I show portraits of meltwater rivers that are increasingly appearing on the ice due to global warming. These were produced on two expeditions during which I traveled 450 km on foot in the melt zone of the Greenland Inland Ice with a companion. I accompanied and documented the work of climate researchers collecting data on climate changes and the layers of ice that are melting away on the Greenland Inland Ice with my large format camera. I was also able to visit the only place in Greenland where tourists can encounter the Inland Ice and find traces of climate change. This series depicts how nature reacts causally to climate change and how these developments are confronted by humans.

“Olaf Otto Becker: Above Zero”

Becker’s work is deeply imbedded in the essence and laboriousness of photography’s origins. Etymologically speaking, “photography” literally means “drawing with light,” the sun’s rays as graphic stylus.  The images in “Above Zero” literalize that original denotation.  The ice flats, which lay endlessly before Becker’s camera, like the white of photographic paper, register the sun’s rays in lines of flowing water, in rivers of melted snow and ice.  The resulting images are all constituted through the same effects of the sun, but they represent an infinite variety of possible forms.  The ethereal blues of shallow river flows contrast with dark black rivulets of dust and soot which have absorbed the warmth of the sun and melted into the snow, creating cylindrical holes and striations that appear like abstract graphics.
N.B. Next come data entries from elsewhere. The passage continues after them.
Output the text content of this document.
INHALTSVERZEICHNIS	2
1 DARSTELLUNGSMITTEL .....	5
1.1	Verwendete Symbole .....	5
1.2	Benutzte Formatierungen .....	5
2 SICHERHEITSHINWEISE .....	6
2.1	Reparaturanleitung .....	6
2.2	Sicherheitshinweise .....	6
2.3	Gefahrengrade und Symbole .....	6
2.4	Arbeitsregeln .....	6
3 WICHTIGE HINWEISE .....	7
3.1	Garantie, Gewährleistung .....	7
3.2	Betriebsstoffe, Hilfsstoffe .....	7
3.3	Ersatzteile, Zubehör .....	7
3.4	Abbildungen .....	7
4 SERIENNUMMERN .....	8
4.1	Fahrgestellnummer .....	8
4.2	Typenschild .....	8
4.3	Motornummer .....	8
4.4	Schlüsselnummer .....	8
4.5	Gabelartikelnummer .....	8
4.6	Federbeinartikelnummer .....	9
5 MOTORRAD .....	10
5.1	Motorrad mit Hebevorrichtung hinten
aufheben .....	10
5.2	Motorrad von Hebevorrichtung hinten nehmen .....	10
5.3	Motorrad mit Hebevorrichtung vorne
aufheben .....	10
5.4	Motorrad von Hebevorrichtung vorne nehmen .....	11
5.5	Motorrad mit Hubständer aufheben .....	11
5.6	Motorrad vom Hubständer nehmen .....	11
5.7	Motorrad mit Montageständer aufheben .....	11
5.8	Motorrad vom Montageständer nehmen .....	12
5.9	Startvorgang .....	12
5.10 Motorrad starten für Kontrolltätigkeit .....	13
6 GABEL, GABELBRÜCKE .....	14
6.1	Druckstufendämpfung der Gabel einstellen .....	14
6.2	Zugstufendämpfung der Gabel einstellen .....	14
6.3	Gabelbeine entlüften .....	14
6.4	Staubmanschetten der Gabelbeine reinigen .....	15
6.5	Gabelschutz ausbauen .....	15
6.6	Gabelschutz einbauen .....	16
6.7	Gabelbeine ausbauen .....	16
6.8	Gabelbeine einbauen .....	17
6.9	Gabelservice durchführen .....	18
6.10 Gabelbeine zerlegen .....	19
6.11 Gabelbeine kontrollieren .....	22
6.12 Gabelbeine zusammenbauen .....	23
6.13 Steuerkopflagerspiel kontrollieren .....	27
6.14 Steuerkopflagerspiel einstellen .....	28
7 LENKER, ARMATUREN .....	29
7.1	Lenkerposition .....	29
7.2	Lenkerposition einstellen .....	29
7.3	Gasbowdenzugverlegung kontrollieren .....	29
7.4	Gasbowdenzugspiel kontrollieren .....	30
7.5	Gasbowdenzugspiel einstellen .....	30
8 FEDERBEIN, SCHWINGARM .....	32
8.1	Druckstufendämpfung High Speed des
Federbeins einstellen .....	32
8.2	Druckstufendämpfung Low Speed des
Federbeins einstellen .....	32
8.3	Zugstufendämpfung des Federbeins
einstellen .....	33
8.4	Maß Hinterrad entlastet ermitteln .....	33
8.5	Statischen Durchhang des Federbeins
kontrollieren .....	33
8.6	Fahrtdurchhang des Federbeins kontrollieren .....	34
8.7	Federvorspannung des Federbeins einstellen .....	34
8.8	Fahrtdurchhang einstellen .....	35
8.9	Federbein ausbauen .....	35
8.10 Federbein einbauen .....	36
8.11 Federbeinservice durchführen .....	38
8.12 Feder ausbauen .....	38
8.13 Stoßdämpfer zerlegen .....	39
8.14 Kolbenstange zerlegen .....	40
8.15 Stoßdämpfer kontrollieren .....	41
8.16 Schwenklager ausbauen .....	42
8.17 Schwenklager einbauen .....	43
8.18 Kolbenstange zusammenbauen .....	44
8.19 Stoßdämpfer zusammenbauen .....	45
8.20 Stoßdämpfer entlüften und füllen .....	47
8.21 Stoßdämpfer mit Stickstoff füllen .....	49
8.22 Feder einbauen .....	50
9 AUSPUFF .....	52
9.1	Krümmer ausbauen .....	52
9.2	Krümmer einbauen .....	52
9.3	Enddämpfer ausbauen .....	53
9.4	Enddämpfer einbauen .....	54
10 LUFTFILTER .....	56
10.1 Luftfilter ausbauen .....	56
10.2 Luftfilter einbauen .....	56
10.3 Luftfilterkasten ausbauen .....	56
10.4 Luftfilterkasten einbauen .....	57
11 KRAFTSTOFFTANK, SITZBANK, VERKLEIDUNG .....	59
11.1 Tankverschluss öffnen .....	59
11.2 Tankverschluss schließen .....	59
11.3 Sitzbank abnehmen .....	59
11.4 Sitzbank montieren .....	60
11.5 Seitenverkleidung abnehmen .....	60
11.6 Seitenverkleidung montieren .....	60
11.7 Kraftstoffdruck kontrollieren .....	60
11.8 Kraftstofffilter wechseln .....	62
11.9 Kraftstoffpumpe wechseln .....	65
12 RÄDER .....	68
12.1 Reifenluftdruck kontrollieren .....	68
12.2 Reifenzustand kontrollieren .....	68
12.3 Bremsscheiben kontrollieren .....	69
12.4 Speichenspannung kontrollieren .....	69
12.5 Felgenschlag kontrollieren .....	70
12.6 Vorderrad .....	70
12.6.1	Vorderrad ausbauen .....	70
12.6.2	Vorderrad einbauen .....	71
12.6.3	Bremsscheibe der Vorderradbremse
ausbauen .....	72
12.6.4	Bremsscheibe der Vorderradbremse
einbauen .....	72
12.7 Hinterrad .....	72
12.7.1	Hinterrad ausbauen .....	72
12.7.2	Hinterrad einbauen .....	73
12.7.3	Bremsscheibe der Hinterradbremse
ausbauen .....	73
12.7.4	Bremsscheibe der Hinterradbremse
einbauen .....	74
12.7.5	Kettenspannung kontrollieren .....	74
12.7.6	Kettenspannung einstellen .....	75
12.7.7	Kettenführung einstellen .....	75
These elements fulfill the potential suggested by Becker’s previous work in Iceland and on Greenland’s coast, that of a landscape photographically defined.  The processes of photography and the forces that affect the landscape are so intimately related that they appear merged in these images.  The lines and forms that appear on film and photographic paper emerge in water and liquid baths.  The same is true of the actual setting in which Becker takes these photographs. It is stunningly apparent that Becker’s photographs would quite literally be blank, as though remaining in the form of undeveloped photo paper, if not for the water which gives form and creates the discernable lines, colors and contours of the landscape itself.  This is photography at its most intimate, at its most present.

Further invoking the essences of photography, Becker’s use of large format cameras, employed in settings that are nearly inaccessible, harkens back to the days of nineteenth century photographers like Carlton Watkins and Timothy O’Sullivan, before the snapshot camera, when the photographer was an explorer and laborer who had to painstakingly, and delicately, haul his equipment across treacherous terrain.  That laboriousness is underscored by Becker’s images of a Swiss research camp.  Situated in the middle of the desolate landscape, the introduction of man and man made objects appears so stunningly highlighted and seemingly out of place that their being brought there seems almost incomprehensible.  Furthermore, and in the same spirit as those adventurous nineteenth century landscape photographers, Becker’s images beg environmental awareness and caution.  They plead on behalf of a world being dramatically affected by climactic change, of literally being over-developed and washing away completely.

Olaf Otto Becker has exhibited widely in Germany, Europe and the United States.  Above Zero has been nominated for the 2009 German Photo-book Prize.  In 2007, his previous publication, Broken Line, won the German Photo-Book Prize and his book Under the Nordic Light was nominated for best book at the Rencontres Internationales de la Photographie, Arles.